Even when health policies pretend to offer solutions for structural infertility, such as blocked fallopian tubes caused by previous surgeries, infections, or endometriosis, the system is designed to fail the patient. To fix blocked tubes safely and preserve fertility, advanced laparoscopic and endoscopic keyhole surgeries are required. Yet, our health policy treats these minimally invasive options as a luxury. Under the SHA surgical tariffs, laparoscopic procedures are heavily underfunded, covering only a fraction of the actual cost of specialised theatre equipment and consumables.
When the hospital bill outstrips the microscopic SHA tariff, the financial deficit is pushed directly onto the patient through massive out-of-pocket top-ups. Desperate, low-income women who cannot afford these upfront cash gaps are forced to undergo outdated, highly invasive open surgeries instead. This actively worsens their medical prognosis, as open pelvic surgeries create extensive new scar tissue and adhesions, permanently cementing the very infertility they are trying to cure.
There is need for a basic, subsidized fertility package for at least one fertility treatment under SHA
This systemic cruelty stands in direct violation of the original spirit of Kenya’s health planning. The draft National Reproductive Health Policy initially intended to include general public coverage for at least one full IVF cycle under the state-funded essential benefits package. Somewhere along the bureaucratic conveyor belt, that promise was quietly erased, leaving only premium civil service schemes-like the heavily restricted Mwalimu Cover for teachers-with any semblance of fertility care.

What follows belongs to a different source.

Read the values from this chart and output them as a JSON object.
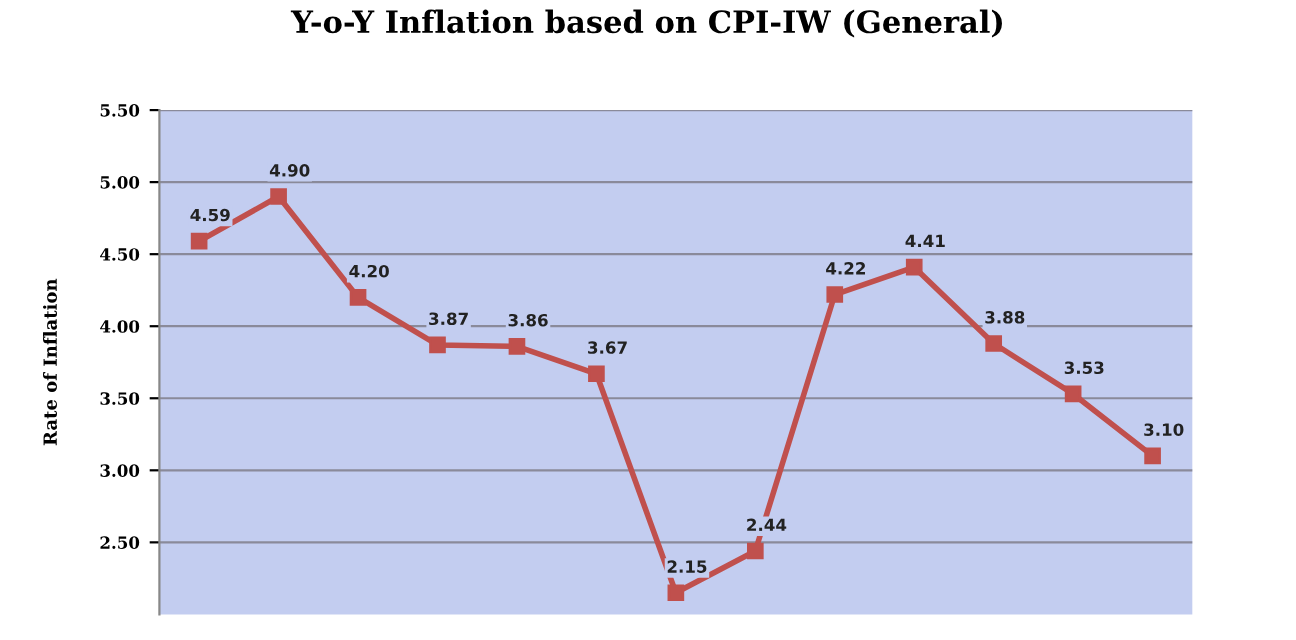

To bridge the gap between legal rights and real-world access, Kenya must immediately overhaul its approach to reproductive health financing. First, the Ministry of Health must return to its original intent by introducing a basic, subsidised fertility package under SHA that covers at least one complete cycle of fertility treatment, ensuring that economic status does not dictate a family’s biological future.
Second, the SHA board must realistically adjust its surgical tariffs for laparoscopic and endoscopic gynaecological procedures. Categorising fertility-preserving keyhole surgeries as standard essential treatments rather than underfunded luxuries will prevent clinicians from being forced into open surgeries that permanently destroy a woman’s pelvic anatomy. Finally, the state must invest in building and equipping specialised public fertility centres within level 5 and level 6 county referral hospitals, subsidising the cost of medications and laboratory processing to make science accessible to the rural poor.
We cannot boast of achieving Universal Health Coverage when the state deliberately chooses to leave millions of infertile Kenyans behind in the dark. It is time to align our national budget with our constitutional promises, resource our public hospitals properly, and restore medical dignity to every Kenyan family trying to conceive.
Dr Mogeni Richard Mogaka is Chair, Kenya Obstetrical and Gynaecological Society (KOGS) – North Rift Branch. He holds an MBchB and an MMED in Obstetrics and Gynaecology from Moi University, a Masters in the Biotechnology of Human Assisted Reproduction and Embryology from IVI Valencia.